For the LOS (LNTOTCOST) equations with 4 IVs, relevant statistics/p-values are: Hansen J, p=.409(p=.421); SW F and first stage F statistics by endogenous regressor: LSURGVOL FSW=14.20, F=14.20 (FSW=51.70, F=51.70); FKP=14.20 (FKP=51.70).

The Hansen J test accepts the null that the IVs are valid instruments in the sense that they are not correlated with the structural error term and do not have a direct effect on the dependent variable.

Under non-spherical error terms Stock and Yogo (SY) critical values [57] no longer provide exact tests, but can rather be used as a guide. For FKP, the critical value for LIML size .10 with one endogenous regressor and 4 IVs at 5% level of significance is 5.44. In both cases, the null of weak identification is rejected. For FSW and F we use SY critical value for 16.85 (10.27based on relative bias of .05 (.10). On the basis of these critical values, weak identification is rejected for the single endogenous variables in both equations.

In summary the IVs meet the requirements of IVs and are sufficiently correlated with the endogenous variables.

IV/2SRI corrections for selective referral bias on VO effects are reported with supplemental regression results in Appendix 3 (Online Resource 3) in Table A.3.3.

Omitted variable bias

The literature on BMI and THR is divided. Either marginally small negative or no statistically significant impacts are reported.On the negative side, [58-61] find marginally higher complication/revision rates, [59,62] find marginally smaller functional improvements and [63] reveal marginal cost increases. In contrast, others find no impact on survival rates [64,65], complication rates [32,65], length of stay [18,66], acute care costs [66] and inflammatory/pain response [67].

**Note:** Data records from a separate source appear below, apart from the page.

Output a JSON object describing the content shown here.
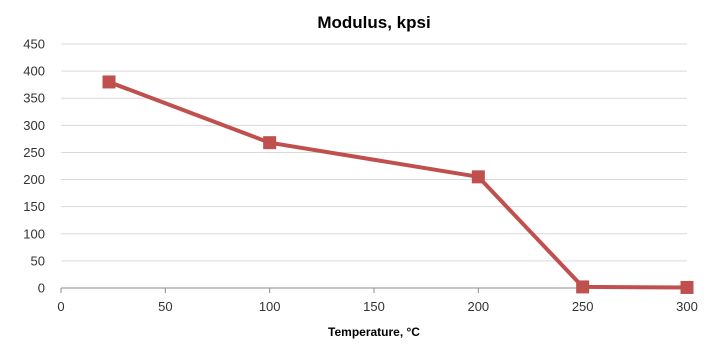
{
  "chart_data": {
    "type": "line",
    "title": "Modulus, kpsi",
    "xlabel": "Temperature, °C",
    "ylabel": "",
    "xlim": [
      0,
      300
    ],
    "ylim": [
      0,
      450
    ],
    "xticks": [
      "0",
      "50",
      "100",
      "150",
      "200",
      "250",
      "300"
    ],
    "yticks": [
      "0",
      "50",
      "100",
      "150",
      "200",
      "250",
      "300",
      "350",
      "400",
      "450"
    ],
    "grid": true,
    "legend": "none",
    "series": [
      {
        "color": "#c0504d",
        "marker": "square",
        "x": [
          23,
          100,
          200,
          250,
          300
        ],
        "y": [
          380,
          268,
          205,
          2,
          1
        ]
      }
    ]
  }
}
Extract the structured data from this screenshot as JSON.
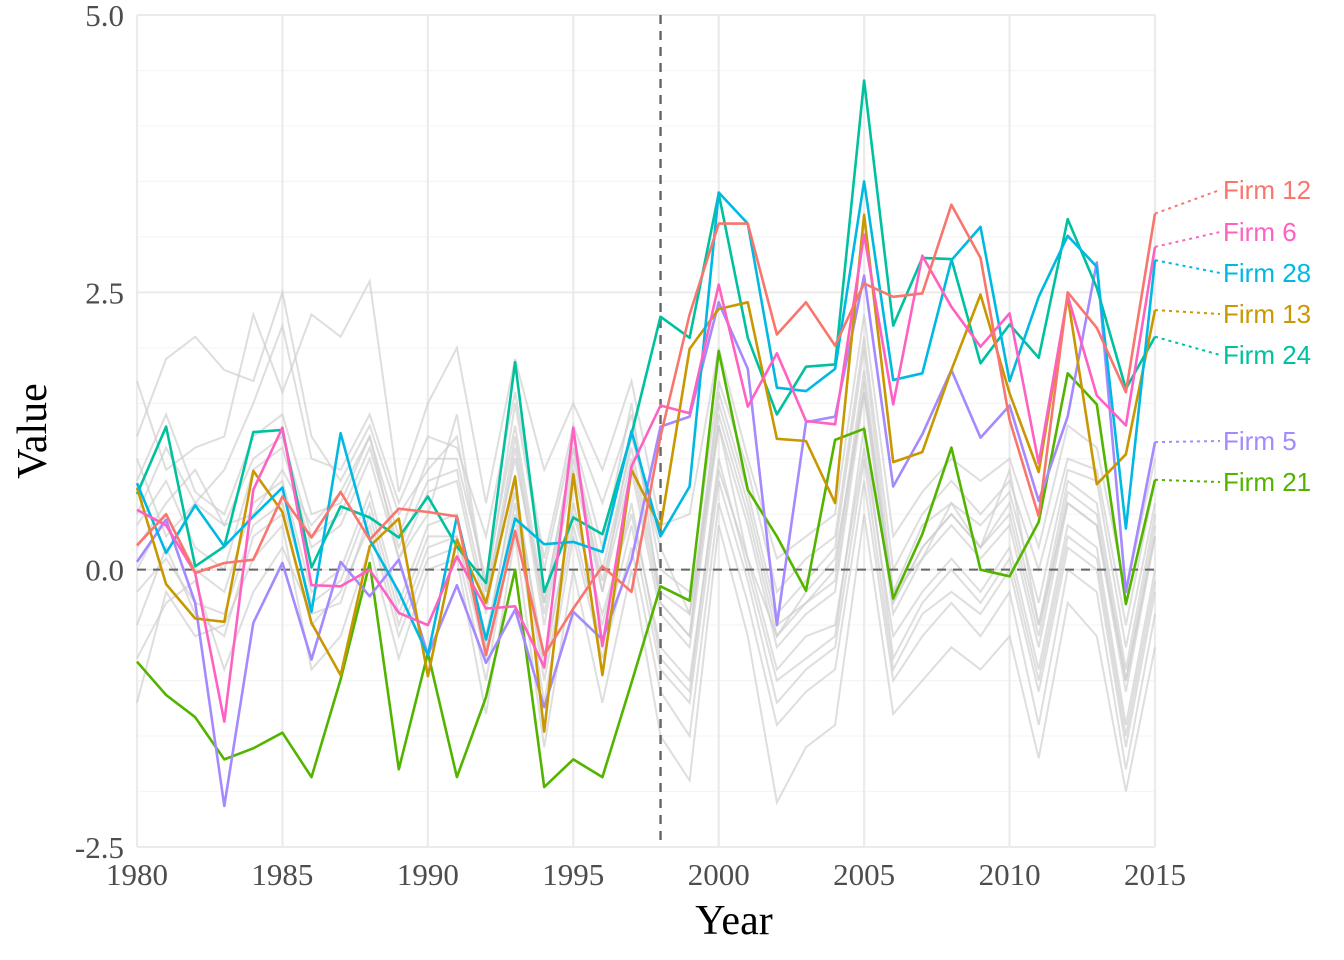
{
  "chart_data": {
    "type": "line",
    "title": "",
    "xlabel": "Year",
    "ylabel": "Value",
    "xlim": [
      1980,
      2015
    ],
    "ylim": [
      -2.5,
      5.0
    ],
    "x_ticks": [
      "1980",
      "1985",
      "1990",
      "1995",
      "2000",
      "2005",
      "2010",
      "2015"
    ],
    "x_tick_values": [
      1980,
      1985,
      1990,
      1995,
      2000,
      2005,
      2010,
      2015
    ],
    "y_ticks": [
      "-2.5",
      "0.0",
      "2.5",
      "5.0"
    ],
    "y_tick_values": [
      -2.5,
      0,
      2.5,
      5
    ],
    "grid": true,
    "reference_lines": {
      "vertical_year": 1998,
      "horizontal_value": 0
    },
    "legend": "direct labels at right end",
    "x": [
      1980,
      1981,
      1982,
      1983,
      1984,
      1985,
      1986,
      1987,
      1988,
      1989,
      1990,
      1991,
      1992,
      1993,
      1994,
      1995,
      1996,
      1997,
      1998,
      1999,
      2000,
      2001,
      2002,
      2003,
      2004,
      2005,
      2006,
      2007,
      2008,
      2009,
      2010,
      2011,
      2012,
      2013,
      2014,
      2015
    ],
    "series": [
      {
        "name": "Firm 12",
        "color": "#F8766D",
        "values": [
          0.22,
          0.5,
          -0.03,
          0.06,
          0.09,
          0.66,
          0.29,
          0.7,
          0.27,
          0.55,
          0.52,
          0.48,
          -0.77,
          0.35,
          -0.77,
          -0.35,
          0.03,
          -0.2,
          1.2,
          2.3,
          3.12,
          3.12,
          2.12,
          2.41,
          2.02,
          2.58,
          2.46,
          2.49,
          3.29,
          2.81,
          1.35,
          0.48,
          2.5,
          2.18,
          1.6,
          3.21
        ]
      },
      {
        "name": "Firm 6",
        "color": "#FF61C3",
        "values": [
          0.54,
          0.4,
          -0.03,
          -1.37,
          0.72,
          1.28,
          -0.14,
          -0.15,
          0.0,
          -0.39,
          -0.5,
          0.12,
          -0.35,
          -0.33,
          -0.88,
          1.28,
          -0.69,
          0.93,
          1.48,
          1.41,
          2.57,
          1.47,
          1.95,
          1.34,
          1.31,
          3.02,
          1.49,
          2.83,
          2.37,
          2.01,
          2.31,
          0.96,
          2.47,
          1.57,
          1.3,
          2.91
        ]
      },
      {
        "name": "Firm 28",
        "color": "#00B9E3",
        "values": [
          0.78,
          0.15,
          0.58,
          0.21,
          0.48,
          0.74,
          -0.38,
          1.23,
          0.27,
          -0.2,
          -0.77,
          0.48,
          -0.63,
          0.46,
          0.23,
          0.25,
          0.16,
          1.25,
          0.3,
          0.75,
          3.4,
          3.12,
          1.64,
          1.61,
          1.81,
          3.5,
          1.71,
          1.77,
          2.79,
          3.09,
          1.7,
          2.46,
          3.01,
          2.73,
          0.37,
          2.79
        ]
      },
      {
        "name": "Firm 13",
        "color": "#C99800",
        "values": [
          0.74,
          -0.13,
          -0.44,
          -0.47,
          0.89,
          0.52,
          -0.48,
          -0.95,
          0.21,
          0.46,
          -0.96,
          0.27,
          -0.3,
          0.84,
          -1.46,
          0.86,
          -0.95,
          0.9,
          0.38,
          1.99,
          2.35,
          2.41,
          1.18,
          1.16,
          0.6,
          3.2,
          0.97,
          1.06,
          1.8,
          2.48,
          1.59,
          0.88,
          2.46,
          0.77,
          1.04,
          2.34
        ]
      },
      {
        "name": "Firm 24",
        "color": "#00C19F",
        "values": [
          0.68,
          1.29,
          0.03,
          0.21,
          1.24,
          1.26,
          0.02,
          0.57,
          0.47,
          0.29,
          0.66,
          0.21,
          -0.12,
          1.87,
          -0.2,
          0.47,
          0.32,
          1.22,
          2.28,
          2.09,
          3.39,
          2.09,
          1.4,
          1.83,
          1.85,
          4.41,
          2.2,
          2.81,
          2.8,
          1.86,
          2.21,
          1.91,
          3.16,
          2.54,
          1.63,
          2.1
        ]
      },
      {
        "name": "Firm 5",
        "color": "#A58AFF",
        "values": [
          0.07,
          0.45,
          -0.3,
          -2.13,
          -0.48,
          0.06,
          -0.81,
          0.07,
          -0.24,
          0.09,
          -0.77,
          -0.14,
          -0.84,
          -0.36,
          -1.24,
          -0.38,
          -0.63,
          0.09,
          1.29,
          1.38,
          2.41,
          1.81,
          -0.5,
          1.33,
          1.38,
          2.65,
          0.75,
          1.22,
          1.8,
          1.19,
          1.48,
          0.62,
          1.38,
          2.77,
          -0.2,
          1.15
        ]
      },
      {
        "name": "Firm 21",
        "color": "#53B400",
        "values": [
          -0.83,
          -1.13,
          -1.33,
          -1.71,
          -1.61,
          -1.47,
          -1.87,
          -0.99,
          0.06,
          -1.8,
          -0.75,
          -1.87,
          -1.15,
          0.0,
          -1.96,
          -1.71,
          -1.87,
          -1.02,
          -0.15,
          -0.28,
          1.97,
          0.72,
          0.3,
          -0.19,
          1.17,
          1.27,
          -0.26,
          0.32,
          1.1,
          0.0,
          -0.06,
          0.43,
          1.77,
          1.49,
          -0.31,
          0.81
        ]
      }
    ],
    "background_series_color": "#cccccc",
    "background_series": [
      [
        1.2,
        1.9,
        2.1,
        1.8,
        1.7,
        2.5,
        1.2,
        0.8,
        1.3,
        0.5,
        0.9,
        1.2,
        -0.2,
        1.5,
        0.0,
        1.2,
        0.2,
        1.5,
        -0.3,
        -0.6,
        1.6,
        0.7,
        -0.4,
        -0.1,
        0.2,
        2.0,
        -0.2,
        0.4,
        0.6,
        0.4,
        0.7,
        -0.3,
        0.9,
        0.8,
        -0.7,
        0.6
      ],
      [
        -0.5,
        0.2,
        -0.4,
        -0.6,
        0.3,
        0.5,
        -0.5,
        -0.2,
        0.4,
        -0.6,
        0.1,
        0.2,
        -1.0,
        0.5,
        -1.2,
        0.3,
        -0.8,
        0.2,
        -1.1,
        -1.5,
        0.6,
        -0.3,
        -1.4,
        -1.1,
        -0.9,
        0.8,
        -1.0,
        -0.6,
        -0.3,
        -0.6,
        -0.2,
        -1.4,
        0.0,
        -0.2,
        -1.8,
        -0.4
      ],
      [
        0.8,
        1.4,
        0.7,
        0.5,
        1.2,
        1.4,
        0.5,
        0.6,
        1.2,
        0.3,
        1.0,
        1.0,
        -0.1,
        1.3,
        -0.3,
        1.1,
        0.0,
        1.1,
        -0.2,
        -0.4,
        1.5,
        0.6,
        -0.5,
        -0.3,
        0.0,
        1.8,
        -0.3,
        0.2,
        0.5,
        0.2,
        0.6,
        -0.5,
        0.8,
        0.6,
        -0.9,
        0.5
      ],
      [
        -1.2,
        -0.2,
        -0.6,
        -0.5,
        0.1,
        0.4,
        -0.9,
        -0.6,
        0.2,
        -0.8,
        0.0,
        0.1,
        -1.3,
        0.3,
        -1.6,
        0.0,
        -1.2,
        0.0,
        -1.5,
        -1.9,
        0.4,
        -0.6,
        -2.1,
        -1.6,
        -1.4,
        0.5,
        -1.3,
        -1.0,
        -0.7,
        -0.9,
        -0.6,
        -1.7,
        -0.3,
        -0.6,
        -2.0,
        -0.7
      ],
      [
        1.7,
        0.9,
        1.1,
        1.2,
        2.3,
        1.6,
        2.3,
        2.1,
        2.6,
        0.7,
        1.5,
        2.0,
        0.6,
        1.9,
        0.9,
        1.5,
        0.9,
        1.7,
        0.4,
        0.5,
        2.0,
        1.0,
        0.1,
        0.3,
        0.5,
        2.3,
        0.3,
        0.7,
        1.0,
        0.8,
        1.0,
        0.2,
        1.3,
        1.1,
        -0.2,
        1.0
      ],
      [
        0.0,
        0.5,
        0.0,
        -0.2,
        0.6,
        0.8,
        -0.2,
        0.0,
        0.7,
        -0.3,
        0.4,
        0.5,
        -0.7,
        0.8,
        -0.9,
        0.6,
        -0.5,
        0.6,
        -0.8,
        -1.1,
        1.0,
        0.0,
        -1.0,
        -0.8,
        -0.6,
        1.3,
        -0.8,
        -0.3,
        0.0,
        -0.3,
        0.1,
        -1.0,
        0.3,
        0.1,
        -1.5,
        -0.1
      ],
      [
        0.5,
        1.1,
        0.6,
        0.4,
        1.0,
        1.2,
        0.3,
        0.5,
        1.1,
        0.2,
        0.8,
        0.9,
        -0.3,
        1.2,
        -0.4,
        1.0,
        -0.1,
        1.0,
        -0.3,
        -0.6,
        1.4,
        0.5,
        -0.6,
        -0.3,
        -0.1,
        1.7,
        -0.3,
        0.2,
        0.5,
        0.2,
        0.5,
        -0.6,
        0.7,
        0.5,
        -1.0,
        0.4
      ],
      [
        -0.8,
        -0.3,
        -0.1,
        -0.9,
        -0.2,
        0.2,
        -0.4,
        -0.3,
        0.5,
        -0.5,
        0.2,
        0.3,
        -0.8,
        0.6,
        -1.0,
        0.4,
        -0.7,
        0.4,
        -0.9,
        -1.2,
        0.8,
        -0.1,
        -1.2,
        -0.9,
        -0.7,
        1.0,
        -0.9,
        -0.4,
        -0.2,
        -0.4,
        0.0,
        -1.1,
        0.2,
        0.0,
        -1.6,
        -0.2
      ],
      [
        0.2,
        0.6,
        0.9,
        0.4,
        0.5,
        0.9,
        0.4,
        0.7,
        1.2,
        0.1,
        0.5,
        1.4,
        -0.2,
        1.0,
        -0.3,
        1.1,
        -0.2,
        1.2,
        0.2,
        -0.4,
        1.3,
        0.1,
        -0.6,
        -0.2,
        0.1,
        1.6,
        -0.2,
        0.1,
        0.6,
        0.2,
        0.9,
        -0.5,
        0.6,
        0.4,
        -1.0,
        0.3
      ],
      [
        1.0,
        0.3,
        0.6,
        0.9,
        1.5,
        2.2,
        1.0,
        0.9,
        1.4,
        0.6,
        1.2,
        1.1,
        0.3,
        1.6,
        0.1,
        1.3,
        0.6,
        1.4,
        0.0,
        -0.2,
        1.7,
        0.9,
        -0.2,
        0.1,
        0.3,
        2.1,
        0.0,
        0.5,
        0.8,
        0.5,
        0.8,
        0.0,
        1.0,
        0.9,
        -0.5,
        0.8
      ],
      [
        -0.2,
        0.1,
        -0.3,
        -0.4,
        0.4,
        0.6,
        -0.3,
        -0.1,
        0.6,
        -0.4,
        0.3,
        0.3,
        -0.6,
        0.7,
        -0.8,
        0.5,
        -0.4,
        0.5,
        -0.7,
        -1.0,
        0.9,
        0.1,
        -0.9,
        -0.6,
        -0.5,
        1.1,
        -0.6,
        -0.2,
        0.1,
        -0.2,
        0.2,
        -0.9,
        0.4,
        0.2,
        -1.4,
        0.0
      ],
      [
        0.4,
        0.8,
        0.2,
        0.0,
        0.9,
        1.1,
        0.2,
        0.4,
        1.0,
        0.1,
        0.7,
        0.8,
        -0.4,
        1.1,
        -0.5,
        0.9,
        -0.2,
        0.9,
        -0.4,
        -0.7,
        1.3,
        0.4,
        -0.7,
        -0.4,
        -0.2,
        1.6,
        -0.4,
        0.1,
        0.4,
        0.1,
        0.4,
        -0.7,
        0.6,
        0.4,
        -1.1,
        0.3
      ]
    ]
  }
}
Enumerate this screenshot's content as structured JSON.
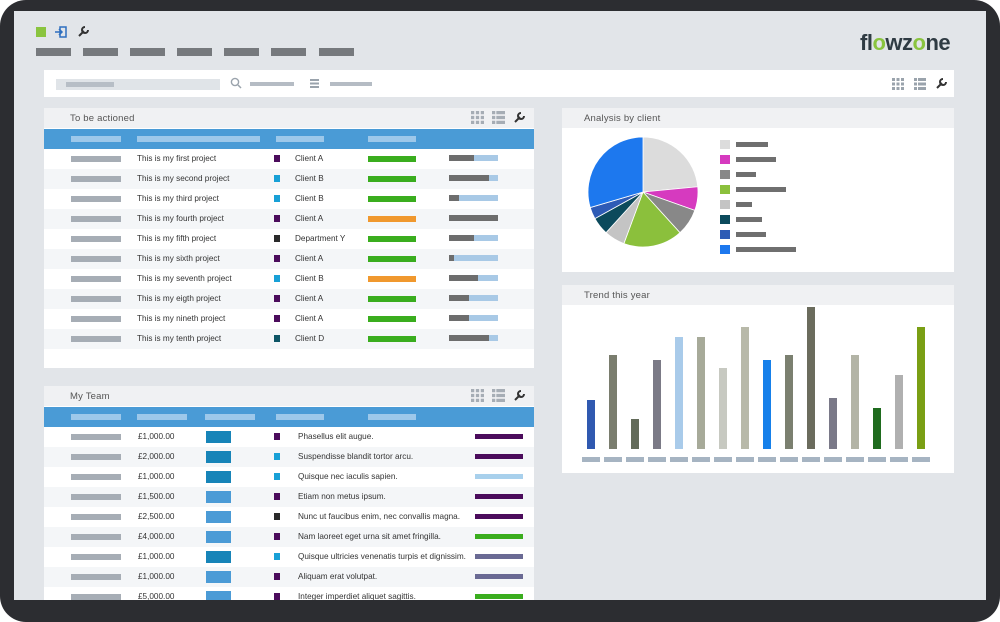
{
  "brand": {
    "logo_left": "fl",
    "logo_o1": "o",
    "logo_mid": "wz",
    "logo_o2": "o",
    "logo_right": "ne"
  },
  "icons": [
    "green-square-icon",
    "login-icon",
    "wrench-icon",
    "search-icon",
    "list-icon",
    "grid-icon",
    "table-icon"
  ],
  "panels": {
    "actioned": {
      "title": "To be actioned"
    },
    "team": {
      "title": "My Team"
    },
    "analysis": {
      "title": "Analysis by client"
    },
    "trend": {
      "title": "Trend this year"
    }
  },
  "projects": [
    {
      "name": "This is my first project",
      "client": "Client A",
      "sq": "#4b0c5c",
      "status": "#3aad1e",
      "prog": 0.5
    },
    {
      "name": "This is my second project",
      "client": "Client B",
      "sq": "#18a0d6",
      "status": "#3aad1e",
      "prog": 0.82
    },
    {
      "name": "This is my third project",
      "client": "Client B",
      "sq": "#18a0d6",
      "status": "#3aad1e",
      "prog": 0.2
    },
    {
      "name": "This is my fourth project",
      "client": "Client A",
      "sq": "#4b0c5c",
      "status": "#f0982e",
      "prog": 1.0
    },
    {
      "name": "This is my fifth project",
      "client": "Department Y",
      "sq": "#2a2a2a",
      "status": "#3aad1e",
      "prog": 0.5
    },
    {
      "name": "This is my sixth project",
      "client": "Client A",
      "sq": "#4b0c5c",
      "status": "#3aad1e",
      "prog": 0.1
    },
    {
      "name": "This is my seventh project",
      "client": "Client B",
      "sq": "#18a0d6",
      "status": "#f0982e",
      "prog": 0.6
    },
    {
      "name": "This is my eigth project",
      "client": "Client A",
      "sq": "#4b0c5c",
      "status": "#3aad1e",
      "prog": 0.4
    },
    {
      "name": "This is my nineth project",
      "client": "Client A",
      "sq": "#4b0c5c",
      "status": "#3aad1e",
      "prog": 0.4
    },
    {
      "name": "This is my tenth project",
      "client": "Client D",
      "sq": "#0d5566",
      "status": "#3aad1e",
      "prog": 0.82
    }
  ],
  "team": [
    {
      "amount": "£1,000.00",
      "blk": "#1784b8",
      "sq": "#4b0c5c",
      "desc": "Phasellus elit augue.",
      "bar": "#4b0c5c"
    },
    {
      "amount": "£2,000.00",
      "blk": "#1784b8",
      "sq": "#18a0d6",
      "desc": "Suspendisse blandit tortor arcu.",
      "bar": "#4b0c5c"
    },
    {
      "amount": "£1,000.00",
      "blk": "#1784b8",
      "sq": "#18a0d6",
      "desc": "Quisque nec iaculis sapien.",
      "bar": "#a8d0ec"
    },
    {
      "amount": "£1,500.00",
      "blk": "#4b9bd6",
      "sq": "#4b0c5c",
      "desc": "Etiam non metus ipsum.",
      "bar": "#4b0c5c"
    },
    {
      "amount": "£2,500.00",
      "blk": "#4b9bd6",
      "sq": "#2a2a2a",
      "desc": "Nunc ut faucibus enim, nec convallis magna.",
      "bar": "#4b0c5c"
    },
    {
      "amount": "£4,000.00",
      "blk": "#4b9bd6",
      "sq": "#4b0c5c",
      "desc": "Nam laoreet eget urna sit amet fringilla.",
      "bar": "#3aad1e"
    },
    {
      "amount": "£1,000.00",
      "blk": "#1784b8",
      "sq": "#18a0d6",
      "desc": "Quisque ultricies venenatis turpis et dignissim.",
      "bar": "#6a6a94"
    },
    {
      "amount": "£1,000.00",
      "blk": "#4b9bd6",
      "sq": "#4b0c5c",
      "desc": "Aliquam erat volutpat.",
      "bar": "#6a6a94"
    },
    {
      "amount": "£5,000.00",
      "blk": "#4b9bd6",
      "sq": "#4b0c5c",
      "desc": "Integer imperdiet aliquet sagittis.",
      "bar": "#3aad1e"
    }
  ],
  "chart_data": [
    {
      "type": "pie",
      "title": "Analysis by client",
      "values": [
        27,
        8,
        9,
        20,
        7,
        6,
        4,
        34
      ],
      "colors": [
        "#dcdcdc",
        "#d63abf",
        "#888888",
        "#8bc03c",
        "#c4c4c4",
        "#0c4a5c",
        "#2e5bb5",
        "#1d78ee"
      ],
      "legend_lengths": [
        0.53,
        0.67,
        0.33,
        0.83,
        0.27,
        0.43,
        0.5,
        1.0
      ]
    },
    {
      "type": "bar",
      "title": "Trend this year",
      "values": [
        48,
        93,
        30,
        88,
        110,
        110,
        80,
        120,
        88,
        93,
        140,
        50,
        93,
        40,
        73,
        120
      ],
      "colors": [
        "#3059b0",
        "#7a7d6e",
        "#636b5a",
        "#7b7a86",
        "#a9cbea",
        "#a7aa99",
        "#c7c9c1",
        "#b8b9a9",
        "#1680ea",
        "#7b8070",
        "#6b6c5d",
        "#7a7988",
        "#b3b4a6",
        "#1f6b1e",
        "#b0b0b0",
        "#7a9f14"
      ],
      "ylim": [
        0,
        140
      ]
    }
  ]
}
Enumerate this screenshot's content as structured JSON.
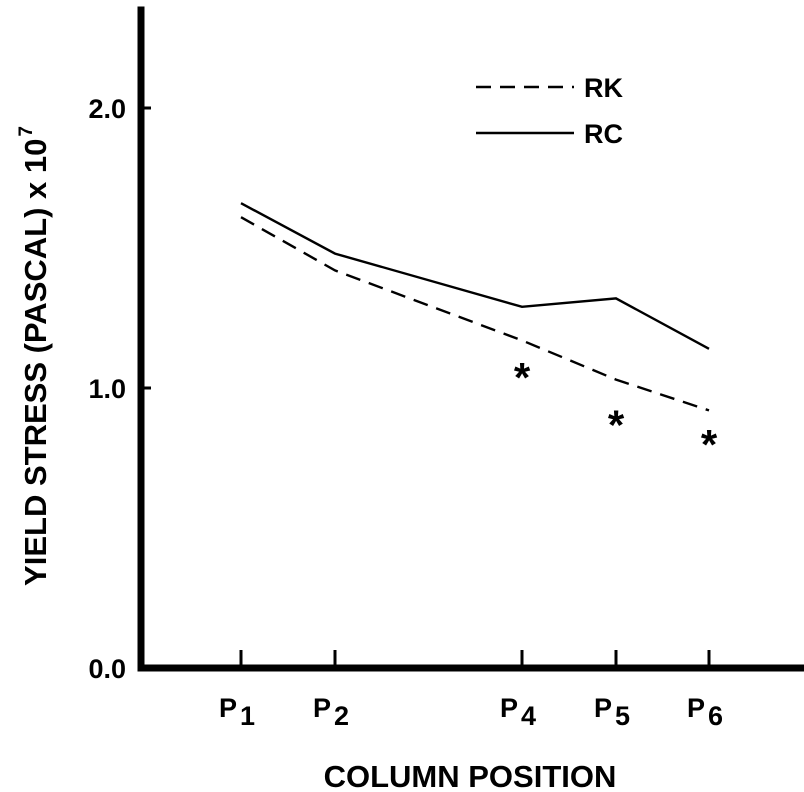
{
  "chart_data": {
    "type": "line",
    "xlabel": "COLUMN POSITION",
    "ylabel": "YIELD STRESS (PASCAL) x 10",
    "ylabel_exponent": "7",
    "ylim": [
      0,
      2.4
    ],
    "grid": false,
    "legend_position": "top-right",
    "y_ticks": [
      {
        "value": 0.0,
        "label": "0.0"
      },
      {
        "value": 1.0,
        "label": "1.0"
      },
      {
        "value": 2.0,
        "label": "2.0"
      }
    ],
    "categories": [
      {
        "key": "P1",
        "base": "P",
        "sub": "1",
        "pos": 1
      },
      {
        "key": "P2",
        "base": "P",
        "sub": "2",
        "pos": 2
      },
      {
        "key": "P4",
        "base": "P",
        "sub": "4",
        "pos": 4
      },
      {
        "key": "P5",
        "base": "P",
        "sub": "5",
        "pos": 5
      },
      {
        "key": "P6",
        "base": "P",
        "sub": "6",
        "pos": 6
      }
    ],
    "series": [
      {
        "name": "RK",
        "style": "dashed",
        "x": [
          "P1",
          "P2",
          "P4",
          "P5",
          "P6"
        ],
        "values": [
          1.61,
          1.42,
          1.17,
          1.03,
          0.92
        ]
      },
      {
        "name": "RC",
        "style": "solid",
        "x": [
          "P1",
          "P2",
          "P4",
          "P5",
          "P6"
        ],
        "values": [
          1.66,
          1.48,
          1.29,
          1.32,
          1.14
        ]
      }
    ],
    "markers": {
      "symbol": "*",
      "points": [
        {
          "x": "P4",
          "value": 1.05
        },
        {
          "x": "P5",
          "value": 0.88
        },
        {
          "x": "P6",
          "value": 0.81
        }
      ]
    },
    "colors": {
      "ink": "#000000",
      "background": "#ffffff"
    }
  }
}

Thus, omitted variable bias, if it exists, is likely to be small and confined. Despite this, a proxy for BMI – DIABETES – is used. Diabetes may have its own direct effect and may not meet the redundancy condition for a proxy implying that bias remains, but is limited to slope estimates on variables correlated with BMI.

The literature on the effects of diabetes finds similar results to the BMI impacts, but does not control for BMI. Thus, it is inconclusive on whether diabetes has a direct effect. Given that DIABETES is an imperfect, but strong proxy, 80%-85% of diabetics are overweight or obese [68], estimated slope coefficients on other variables correlated with BMI – such as AGE and RURAL -- will be mildly biased.

The negative consequences of unobserved BMI require that βBMI≠ 0 in equation (1). While we cannot test this condition, strong, yet indirect, evidence contradicts it. If the coefficient on DIABETES in equation (1) is biased, it equals (βDIABETES + βBMI δDIABETES) where δDIABETES is the coefficient on DIABETES in a regression equation for BMI. Given that βDIABETES and βBMI are either zero or positive for outcome variables that are increasing in undesirable outcomes and that DIABETES is positively correlated with BMI (δDIABETES>0), an insignificant result for βDIABETES in our equations suggest that both BMI and DIABETES were never relevant variables. While a test of the relevant regression parameter corrects for sampling error, it cannot correct for the joint sampling error involving βDIABETES and βBMI. Thus, this test does not conclusively establish that both parameters are zero.